CODELs to Tunisia, Egypt, and the West Bank. This week, two senators traveled to the Middle East and North Africa as parts of congressional delegations (CODELs). First, Senator Lindsey Graham (R-South Carolina) led a CODEL that included a stop in Tunisia. Among other topics, Graham discussed the situation in neighboring Libya, but he was caught off-guard when he found out that President Trump all but blessed General Khalifa Haftar as he has tried to take over the Libyan capital by force. Senator Ron Wyden (D-Oregon) took a separate trip, visiting Egypt and the West Bank to discuss regional developments with officials in both places.

Sanders Calls on Congress to Override Trump’s Veto of War Powers Resolution. On April 22, Senator Bernie Sanders (I-Vermont) announced that he was circulating a “Dear Colleague” letter in an attempt to garner enough votes to override President Trump’s veto of the War Powers Resolution.

II. Executive Branch

1) White House

President Trump Speaks to Libya’s Haftar. The White House stated this week that President Donald Trump spoke to Libyan General Khalifa Haftar on April 15, several days before the White House issued a statement on the events in Libya. The timing is curious, as the United States sided with Russia at the UN Security Council to scuttle a resolution calling for a ceasefire just days after Haftar and Trump spoke. Many observers suspect that the Trump Administration has sided with Haftar’s backers in the Gulf (e.g., Saudi Arabia) and the phone call was tantamount to supporting Haftar’s march on Tripoli. Indeed, Trump recognized Haftar’s “significant role in fighting terrorism and securing Libya’s oil resources, and the two discussed a shared vision for Libya’s transition to a stable, democratic political system.” Read more on Libya here.

2) Department of State

Pompeo, State Officials Meet with UAE Officials over Iran, Libya, Sudan. During the last week, Secretary of State Pompeo and other State Department officials met with representatives from the UAE to coordinate policies toward Iran, Libya, and Sudan. First, Abu Dhabi Crown Prince Mohammed bin Zayed (MBZ) met with the US Special Presidential Envoy for Hostage Affairs Robert C. O’Brien in the Emirati capital on April 17 and later MBZ spoke on the phone with President Trump. Separately, UAE Foreign Minister Abdullah bin Zayed visited with Secretary of State Pompeo and National Security Advisor John Bolton this week in Washington. Lastly, the UAE’s ambassador to Sudan, Hamad Mohammed Humaid Al Junaibi, met with US Deputy Assistant Secretary for African Affairs, Ambassador Makila James, in Khartoum.

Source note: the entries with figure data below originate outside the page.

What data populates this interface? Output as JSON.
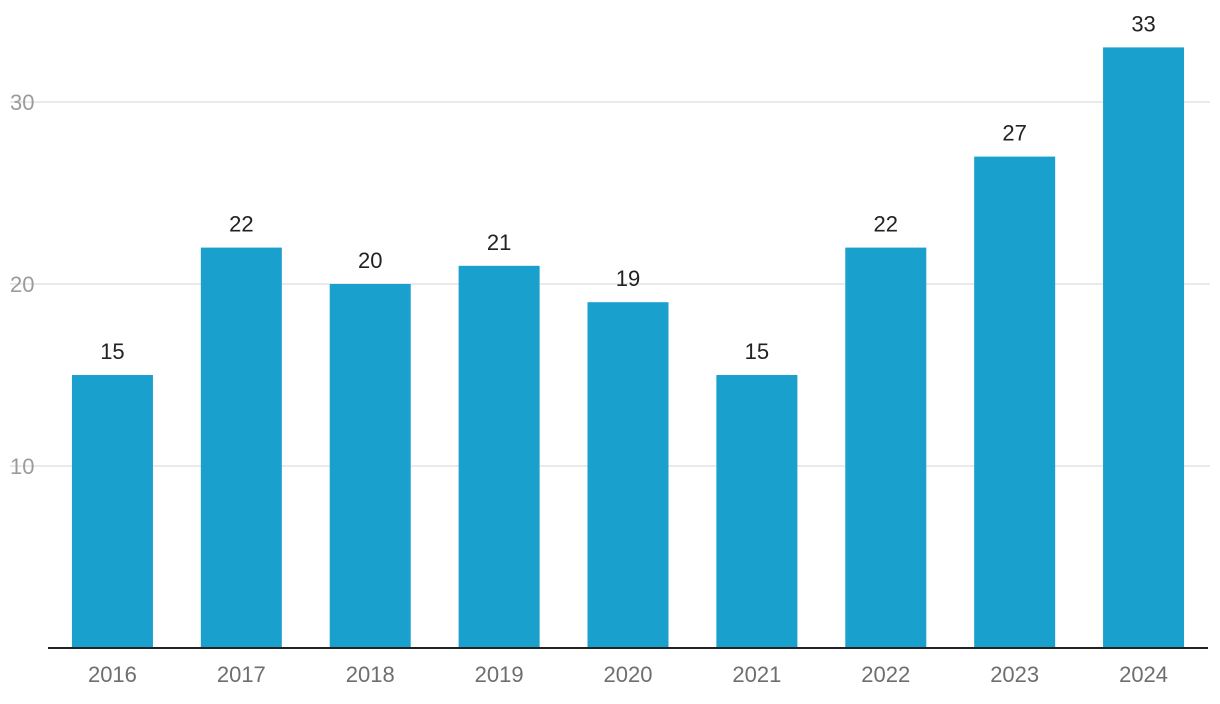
{
  "chart_data": {
    "type": "bar",
    "title": "",
    "xlabel": "",
    "ylabel": "",
    "categories": [
      "2016",
      "2017",
      "2018",
      "2019",
      "2020",
      "2021",
      "2022",
      "2023",
      "2024"
    ],
    "values": [
      15,
      22,
      20,
      21,
      19,
      15,
      22,
      27,
      33
    ],
    "ylim": [
      0,
      33
    ],
    "yticks": [
      10,
      20,
      30
    ],
    "grid": true,
    "legend": "none",
    "bar_color": "#1aa0cd",
    "data_labels": true
  }
}
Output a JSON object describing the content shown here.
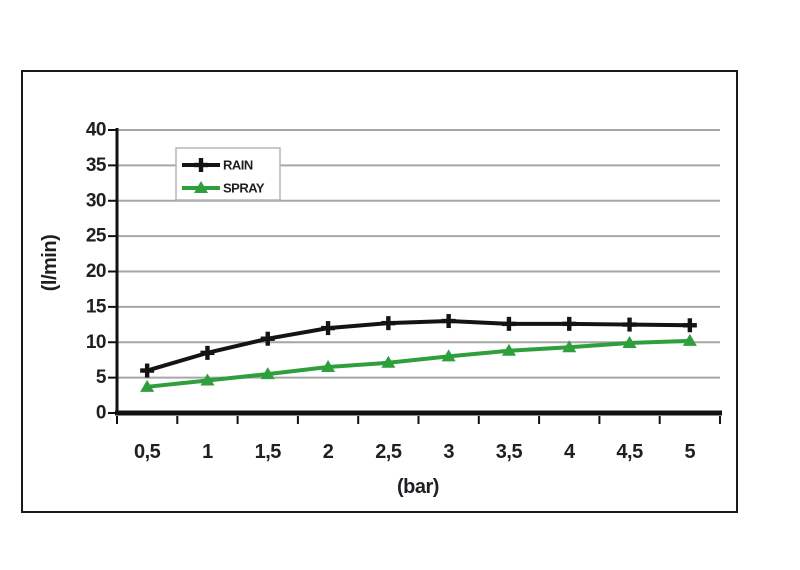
{
  "chart_data": {
    "type": "line",
    "title": "",
    "xlabel": "(bar)",
    "ylabel": "(l/min)",
    "x": [
      0.5,
      1,
      1.5,
      2,
      2.5,
      3,
      3.5,
      4,
      4.5,
      5
    ],
    "x_tick_labels": [
      "0,5",
      "1",
      "1,5",
      "2",
      "2,5",
      "3",
      "3,5",
      "4",
      "4,5",
      "5"
    ],
    "y_tick_labels": [
      "0",
      "5",
      "10",
      "15",
      "20",
      "25",
      "30",
      "35",
      "40"
    ],
    "ylim": [
      0,
      40
    ],
    "grid": "horizontal",
    "legend_position": "top-left-inside",
    "series": [
      {
        "name": "RAIN",
        "color": "#141414",
        "marker": "plus",
        "values": [
          6,
          8.5,
          10.5,
          12,
          12.7,
          13,
          12.6,
          12.6,
          12.5,
          12.4
        ]
      },
      {
        "name": "SPRAY",
        "color": "#2f9e3d",
        "marker": "triangle-up",
        "values": [
          3.7,
          4.6,
          5.5,
          6.5,
          7.1,
          8,
          8.8,
          9.3,
          9.9,
          10.2
        ]
      }
    ]
  },
  "colors": {
    "background": "#ffffff",
    "text": "#1f1f24",
    "grid": "#a6a6a6",
    "axis": "#111111",
    "frame": "#1a1a1a",
    "legend_border": "#b5b5b5"
  }
}
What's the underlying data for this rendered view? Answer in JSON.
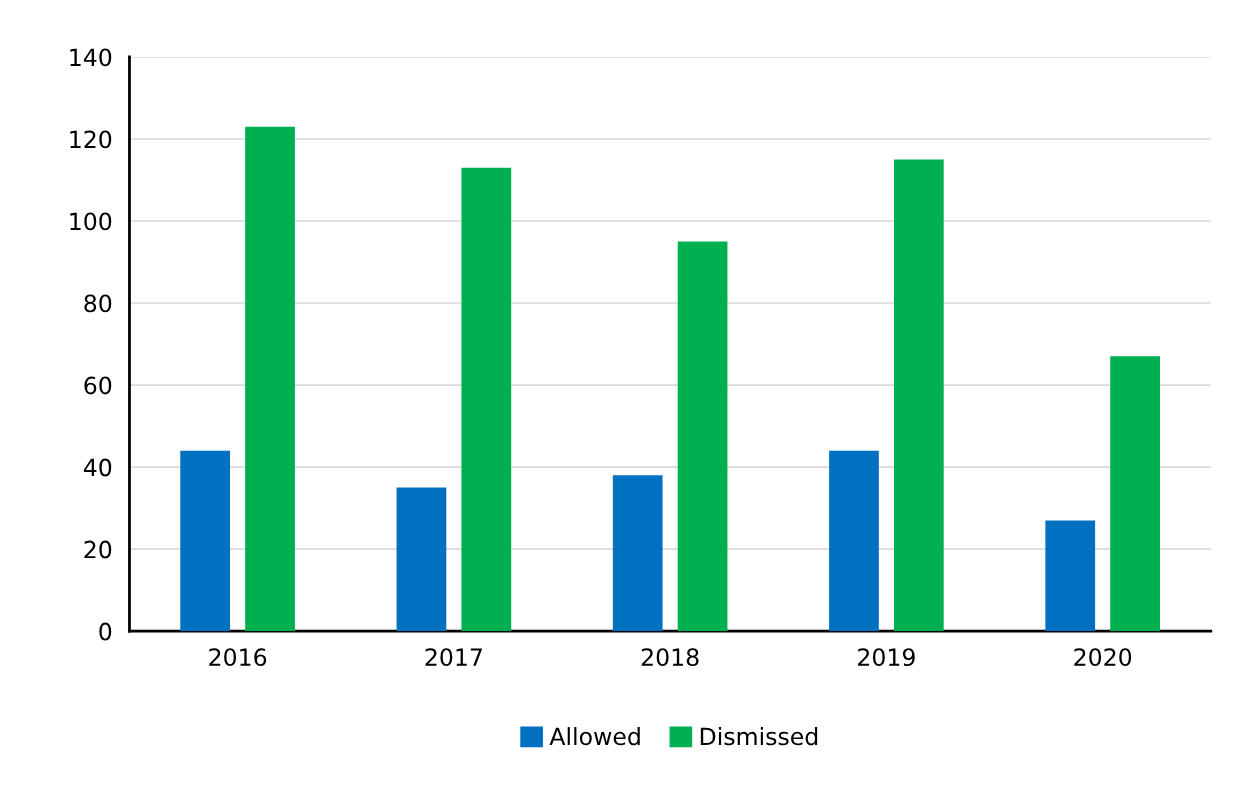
{
  "chart_data": {
    "type": "bar",
    "categories": [
      "2016",
      "2017",
      "2018",
      "2019",
      "2020"
    ],
    "series": [
      {
        "name": "Allowed",
        "color": "#0070c0",
        "values": [
          44,
          35,
          38,
          44,
          27
        ]
      },
      {
        "name": "Dismissed",
        "color": "#00b050",
        "values": [
          123,
          113,
          95,
          115,
          67
        ]
      }
    ],
    "ylim": [
      0,
      140
    ],
    "yticks": [
      0,
      20,
      40,
      60,
      80,
      100,
      120,
      140
    ],
    "grid": "y",
    "legend": "bottom"
  }
}
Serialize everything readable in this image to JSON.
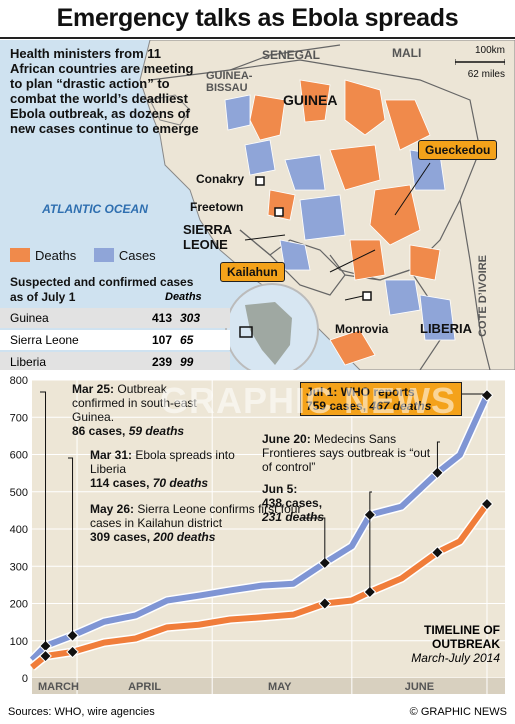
{
  "title": "Emergency talks as Ebola spreads",
  "map": {
    "intro": "Health ministers from 11 African countries are meeting to plan “drastic action” to combat the world’s deadliest Ebola outbreak, as dozens of new cases continue to emerge",
    "ocean": "ATLANTIC OCEAN",
    "countries": {
      "senegal": "SENEGAL",
      "mali": "MALI",
      "guinea_bissau": "GUINEA-BISSAU",
      "guinea": "GUINEA",
      "sierra_leone": "SIERRA LEONE",
      "liberia": "LIBERIA",
      "cote_divoire": "COTE D’IVOIRE"
    },
    "cities": {
      "conakry": "Conakry",
      "freetown": "Freetown",
      "monrovia": "Monrovia"
    },
    "callouts": {
      "gueckedou": "Gueckedou",
      "kailahun": "Kailahun"
    },
    "scale": {
      "km": "100km",
      "miles": "62 miles"
    },
    "legend": {
      "deaths": "Deaths",
      "cases": "Cases",
      "deaths_color": "#f08a4b",
      "cases_color": "#8fa5d8"
    }
  },
  "table": {
    "title": "Suspected and confirmed cases as of July 1",
    "deaths_header": "Deaths",
    "rows": [
      {
        "country": "Guinea",
        "cases": "413",
        "deaths": "303"
      },
      {
        "country": "Sierra Leone",
        "cases": "107",
        "deaths": "65"
      },
      {
        "country": "Liberia",
        "cases": "239",
        "deaths": "99"
      }
    ]
  },
  "annotations": {
    "mar25_date": "Mar 25:",
    "mar25_text": "Outbreak confirmed in south-east Guinea.",
    "mar25_cases": "86 cases,",
    "mar25_deaths": "59 deaths",
    "mar31_date": "Mar 31:",
    "mar31_text": "Ebola spreads into Liberia",
    "mar31_cases": "114 cases,",
    "mar31_deaths": "70 deaths",
    "may26_date": "May 26:",
    "may26_text": "Sierra Leone confirms first four cases in Kailahun district",
    "may26_cases": "309 cases,",
    "may26_deaths": "200 deaths",
    "jul1_date": "Jul 1:",
    "jul1_text": "WHO reports",
    "jul1_cases": "759 cases,",
    "jul1_deaths": "467 deaths",
    "jun20_date": "June 20:",
    "jun20_text": "Medecins Sans Frontieres says outbreak is “out of control”",
    "jun5_date": "Jun 5:",
    "jun5_cases": "438 cases,",
    "jun5_deaths": "231 deaths"
  },
  "timeline_label": {
    "title": "TIMELINE OF OUTBREAK",
    "period": "March-July 2014"
  },
  "watermark": "GRAPHIC NEWS",
  "footer": {
    "sources": "Sources: WHO, wire agencies",
    "credit": "© GRAPHIC NEWS"
  },
  "chart_data": {
    "type": "line",
    "title": "",
    "xlabel": "",
    "ylabel": "",
    "ylim": [
      0,
      800
    ],
    "yticks": [
      0,
      100,
      200,
      300,
      400,
      500,
      600,
      700,
      800
    ],
    "month_labels": [
      "MARCH",
      "APRIL",
      "MAY",
      "JUNE"
    ],
    "x_range": [
      "2014-03-22",
      "2014-07-05"
    ],
    "series": [
      {
        "name": "Cases",
        "color": "#7f95d4",
        "points": [
          [
            "2014-03-22",
            49
          ],
          [
            "2014-03-25",
            86
          ],
          [
            "2014-03-31",
            114
          ],
          [
            "2014-04-07",
            151
          ],
          [
            "2014-04-14",
            168
          ],
          [
            "2014-04-21",
            208
          ],
          [
            "2014-04-28",
            221
          ],
          [
            "2014-05-05",
            235
          ],
          [
            "2014-05-12",
            248
          ],
          [
            "2014-05-19",
            253
          ],
          [
            "2014-05-26",
            309
          ],
          [
            "2014-06-01",
            354
          ],
          [
            "2014-06-05",
            438
          ],
          [
            "2014-06-12",
            460
          ],
          [
            "2014-06-20",
            551
          ],
          [
            "2014-06-25",
            599
          ],
          [
            "2014-07-01",
            759
          ]
        ]
      },
      {
        "name": "Deaths",
        "color": "#f07d3a",
        "points": [
          [
            "2014-03-22",
            29
          ],
          [
            "2014-03-25",
            59
          ],
          [
            "2014-03-31",
            70
          ],
          [
            "2014-04-07",
            95
          ],
          [
            "2014-04-14",
            106
          ],
          [
            "2014-04-21",
            136
          ],
          [
            "2014-04-28",
            143
          ],
          [
            "2014-05-05",
            157
          ],
          [
            "2014-05-12",
            163
          ],
          [
            "2014-05-19",
            170
          ],
          [
            "2014-05-26",
            200
          ],
          [
            "2014-06-01",
            208
          ],
          [
            "2014-06-05",
            231
          ],
          [
            "2014-06-12",
            267
          ],
          [
            "2014-06-20",
            337
          ],
          [
            "2014-06-25",
            367
          ],
          [
            "2014-07-01",
            467
          ]
        ]
      }
    ],
    "markers": [
      "2014-03-25",
      "2014-03-31",
      "2014-05-26",
      "2014-06-05",
      "2014-06-20",
      "2014-07-01"
    ],
    "grid": true,
    "legend": "none"
  }
}
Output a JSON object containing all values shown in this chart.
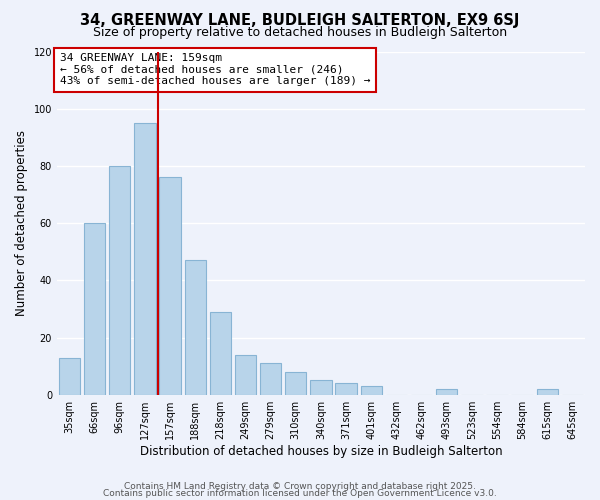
{
  "title": "34, GREENWAY LANE, BUDLEIGH SALTERTON, EX9 6SJ",
  "subtitle": "Size of property relative to detached houses in Budleigh Salterton",
  "xlabel": "Distribution of detached houses by size in Budleigh Salterton",
  "ylabel": "Number of detached properties",
  "bar_labels": [
    "35sqm",
    "66sqm",
    "96sqm",
    "127sqm",
    "157sqm",
    "188sqm",
    "218sqm",
    "249sqm",
    "279sqm",
    "310sqm",
    "340sqm",
    "371sqm",
    "401sqm",
    "432sqm",
    "462sqm",
    "493sqm",
    "523sqm",
    "554sqm",
    "584sqm",
    "615sqm",
    "645sqm"
  ],
  "bar_values": [
    13,
    60,
    80,
    95,
    76,
    47,
    29,
    14,
    11,
    8,
    5,
    4,
    3,
    0,
    0,
    2,
    0,
    0,
    0,
    2,
    0
  ],
  "bar_color": "#b8d4ea",
  "bar_edge_color": "#88b4d4",
  "vline_color": "#cc0000",
  "annotation_text": "34 GREENWAY LANE: 159sqm\n← 56% of detached houses are smaller (246)\n43% of semi-detached houses are larger (189) →",
  "annotation_box_color": "#ffffff",
  "annotation_box_edge": "#cc0000",
  "ylim": [
    0,
    120
  ],
  "yticks": [
    0,
    20,
    40,
    60,
    80,
    100,
    120
  ],
  "footer_line1": "Contains HM Land Registry data © Crown copyright and database right 2025.",
  "footer_line2": "Contains public sector information licensed under the Open Government Licence v3.0.",
  "background_color": "#eef2fb",
  "grid_color": "#ffffff",
  "title_fontsize": 10.5,
  "subtitle_fontsize": 9,
  "xlabel_fontsize": 8.5,
  "ylabel_fontsize": 8.5,
  "tick_fontsize": 7,
  "annotation_fontsize": 8,
  "footer_fontsize": 6.5
}
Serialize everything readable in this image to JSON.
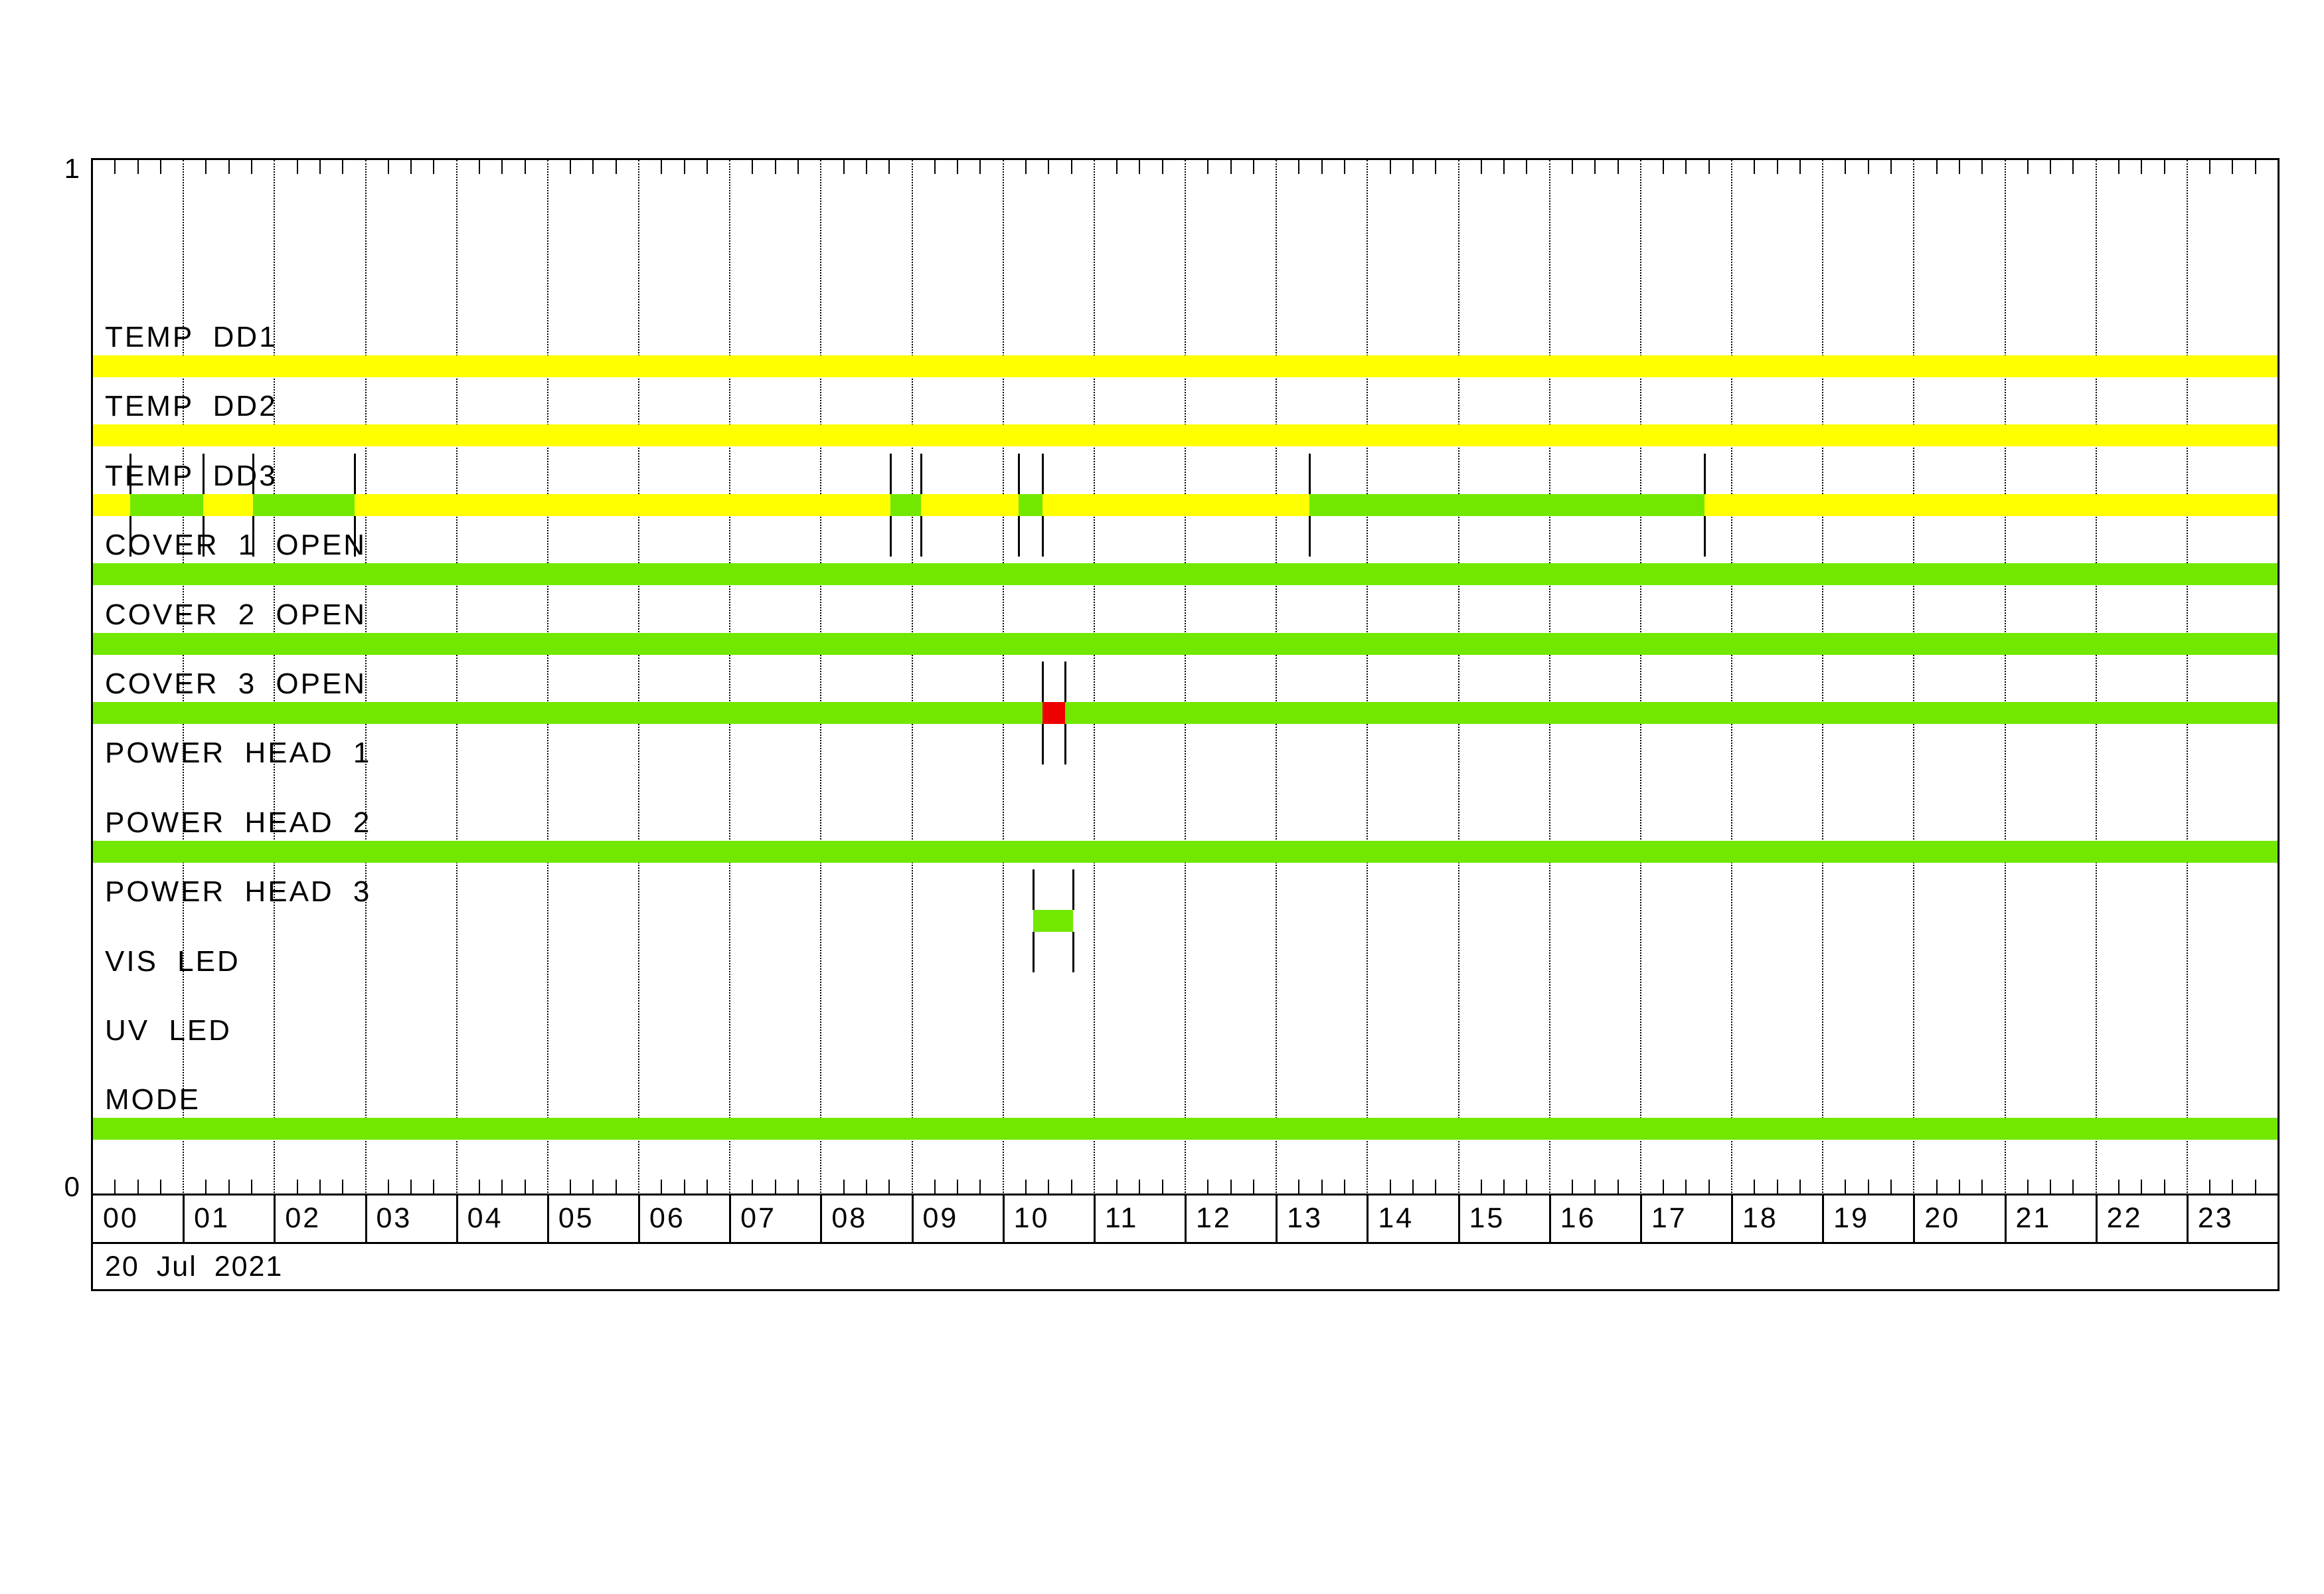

In all of these meetings, US and Emirati officials spoke about the two sides’ mutual interests; it is becoming apparent that those interests include supporting authoritarian leaders in Sudan and Libya, while the leaders from Washington and Abu Dhabi also coordinate policies toward Iran.

Pompeo Speaks with Iraqi Prime Minister After Iran Waiver Decision. On April 22, Secretary Pompeo phoned Iraqi Prime Minister Adel Abdul-Mahdi to reiterate US support for Iraq. This was likely meant to alleviate concerns that Baghdad may have about being caught between the United States and Iran in Washington’s “zero tolerance” campaign against Tehran.

Rewards for Justice: $10 Million for Information about Hezbollah Financial Networks. Also on April 22, the State Department announced that it would offer rewards of up to $10 million to anyone who could provide “information leading to the disruption of the financial mechanisms of the global terrorist organization Lebanese Hezbollah.”

Ambassador Jeffrey to Travel to Switzerland for Syria Talks. Ambassador Jim Jeffrey travels to Geneva on April 24, the State Department announced this week. Jeffrey will meet with UN Special Envoy for Syria Geir Pedersen to discuss ways to further the United Nations’ version of the peace process in that country.